Per quanto riguarda i temi iconografici strettamente correlati alla figura di Gesù Cristo, sicuramente la rappresentazione a mezzo busto è davvero molto diffusa. Questa rappresentazione è di derivazione nordica ed è giunta in Italia, molto probabilmente dai Paesi Bassi, in una duplicità di significato, cioè attraverso due diverse rappresentazioni ideologiche: il Christus Triumphans, che sconfigge la morte resuscitando e sconfigge in tal modo il peccato; il Christus Patiens, che patisce le sofferenze della flagellazione e della croce.
Questo tema, diffusosi nella prima metà del XV secolo, era strettamente collegato ad un profondo sentire di tipo emotivo dei fedeli, che rileggevano i grandi avvenimenti della storia della salvezza ed i temi della fede in maniera strettamente soggettiva, dando vita ad una religiosità dal nuovo volto.
Queste rappresentazioni, filtrate in ambiente italiano, sono state rilette in modo esemplare e suggestivo da uno dei più grandi pittori italiani di tutti i tempi, che ha fatto della sua grande abilità artistica il sapiente strumento per restituire sul supporto pittorico non delle semplici rappresentazioni, ma dei soggetti viventi, Antonello da Messina (Messina 1430? – Messina 1479).
Antonello, nei suoi Ecce Homo e con il Salvator Mundi, riprende il tema iconografico del Cristo a mezzo busto di derivazione nordica, inserendo il soggetto dietro un parapetto e investendo queste rappresentazioni di un’originale ed inaspettata aura di umanità.
Se ci soffermiamo ad osservare attentamente la Pietà (olio su tavola – Madrid, Museo Nacional del Prado), l’Ecce Homo (olio su tavola – Piacenza, Collegio Alberoni) ed il Cristo alla colonna (olio su tavola – Parigi, Musée du Louvre) ci rendiamo conto di trovarci di fronte alla rappresentazione del dolore umano, in tutta la sua autentica veridicità: Cristo nella sua umanità soffre atroci sofferenze per redimere, attraverso il suo sacrificio, l’intera umanità. Antonello riesce a rendere queste sofferenze nella loro ‘naturalezza’: non ci troviamo di fronte a rappresentazioni pittoriche, bensì di fronte ad un uomo vero che soffre.

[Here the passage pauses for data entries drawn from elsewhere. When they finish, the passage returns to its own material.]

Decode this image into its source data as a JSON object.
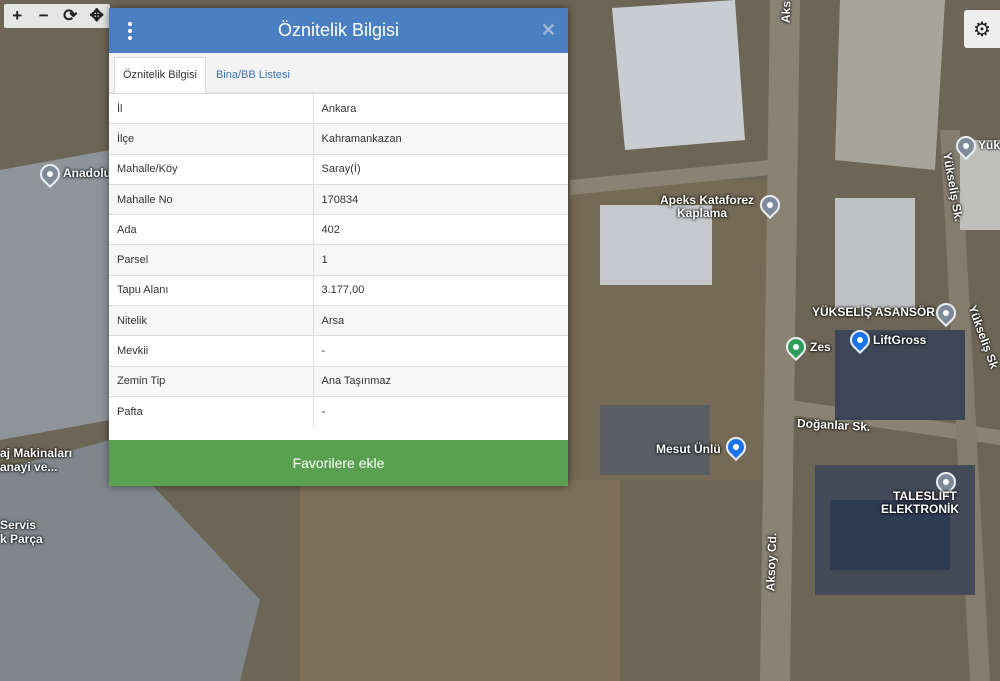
{
  "dialog": {
    "title": "Öznitelik Bilgisi",
    "close_icon": "close-icon",
    "menu_icon": "vertical-dots-icon",
    "tabs": [
      {
        "label": "Öznitelik Bilgisi",
        "active": true
      },
      {
        "label": "Bina/BB Listesi",
        "active": false
      }
    ],
    "rows": [
      {
        "key": "İl",
        "value": "Ankara"
      },
      {
        "key": "İlçe",
        "value": "Kahramankazan"
      },
      {
        "key": "Mahalle/Köy",
        "value": "Saray(İ)"
      },
      {
        "key": "Mahalle No",
        "value": "170834"
      },
      {
        "key": "Ada",
        "value": "402"
      },
      {
        "key": "Parsel",
        "value": "1"
      },
      {
        "key": "Tapu Alanı",
        "value": "3.177,00"
      },
      {
        "key": "Nitelik",
        "value": "Arsa"
      },
      {
        "key": "Mevkii",
        "value": "-"
      },
      {
        "key": "Zemin Tip",
        "value": "Ana Taşınmaz"
      },
      {
        "key": "Pafta",
        "value": "-"
      }
    ],
    "favorite_button": "Favorilere ekle",
    "colors": {
      "header": "#4a80c1",
      "button": "#59a150",
      "tab_link": "#3b73b9"
    }
  },
  "toolbar": {
    "tools": [
      {
        "name": "zoom-in-icon",
        "glyph": "+"
      },
      {
        "name": "zoom-out-icon",
        "glyph": "−"
      },
      {
        "name": "refresh-icon",
        "glyph": "⟳"
      },
      {
        "name": "move-icon",
        "glyph": "✥"
      }
    ]
  },
  "settings_icon": "gear-icon",
  "map_labels": {
    "anadolu": "Anadolu",
    "makinalari": "aj Makinaları",
    "sanayi": "anayi ve...",
    "servis": "Servis",
    "parca": "k Parça",
    "apeks1": "Apeks Kataforez",
    "apeks2": "Kaplama",
    "yukselis_asansor": "YÜKSELİŞ ASANSÖR",
    "liftgross": "LiftGross",
    "zes": "Zes",
    "doganlar": "Doğanlar Sk.",
    "mesut": "Mesut Ünlü",
    "taleslift1": "TALESLIFT",
    "taleslift2": "ELEKTRONİK",
    "aksoy_cd": "Aksoy Cd.",
    "aksoy_top": "Aks",
    "yukselis_sk1": "Yükseliş Sk.",
    "yukselis_sk2": "Yükseliş Sk",
    "yukselis_sk_top": "Yükseliş"
  }
}
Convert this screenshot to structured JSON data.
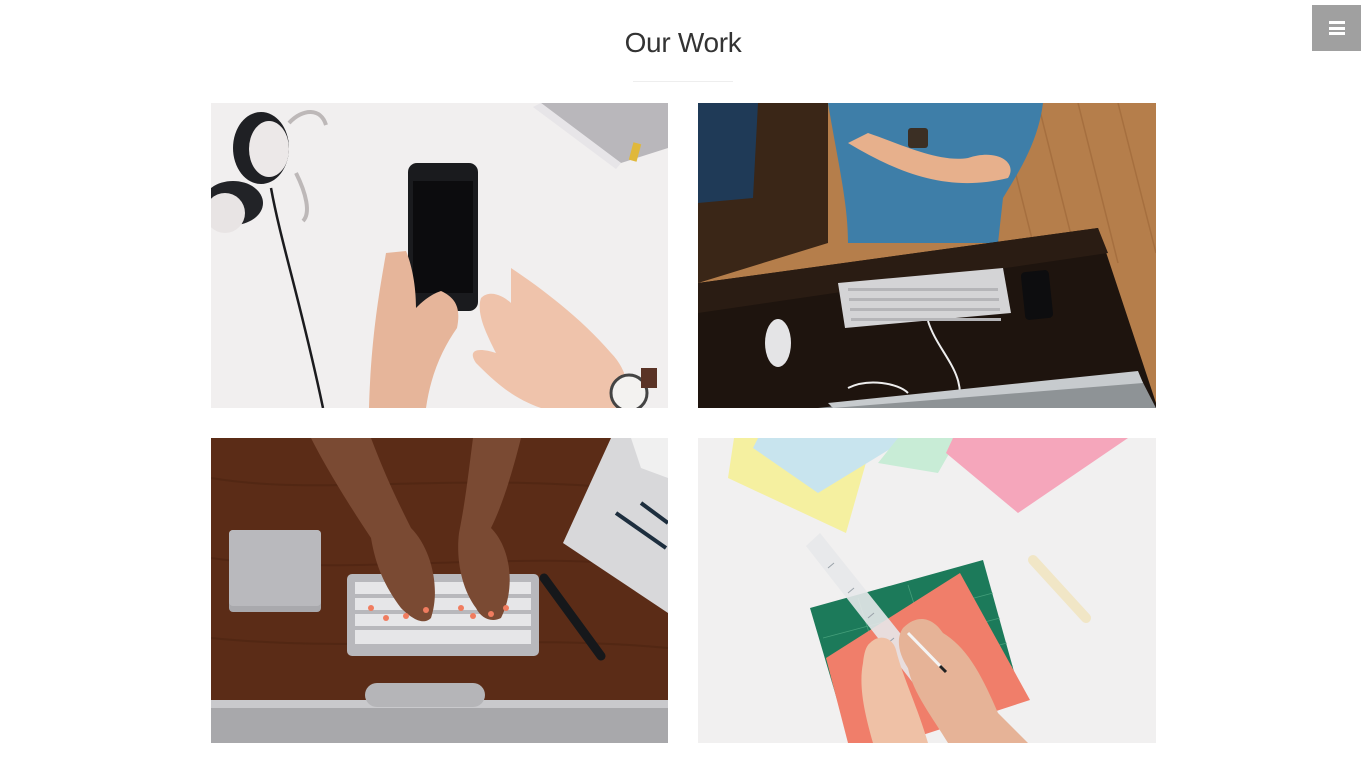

Questa capacità di riportare sulla tela pittorica la vita umana nella sua pienezza, nelle sue più sottili sfumature (con i suoi gesti, le sue espressioni, persino i caratteri appena percettibili allo sguardo umano) si riscontra anche nel Cristo benedicente (olio su tavola – Londra, National Gallery): l’attenzione dell’osservatore viene focalizzata nel ‘pacato’ ed allo stesso tempo solenne gesto del Cristo: il Salvator Mundi vincendo la morte e risorgendo ha redento l’umanità. Il volto ieratico di Cristo non è segnato da un’aura di divinità, che lo rende ‘distante’ dagli uomini, bensì esprime tutta la sua piena umanità.
Attraverso queste opere Antonello è riuscito a consegnare parte della vera realtà del sacrificio di Cristo agli osservatori, mettendo l’arte al servizio della fede.
E proprio questa capacità dell’artista di conferire piena umanità ai suoi soggetti è stata espressa da Di Marzo nel 1862: “Sovrano pregio di lui è teneramente commuovere, sia che nei vari soggetti che rappresenta prevalga la severità alla dolcezza, il magnifico al patetico, il dolore alla soavità, ovvero che per tranquillità degli affetti quasi tacitamente si annunzino i più intimi e dolci seni dell’anima”.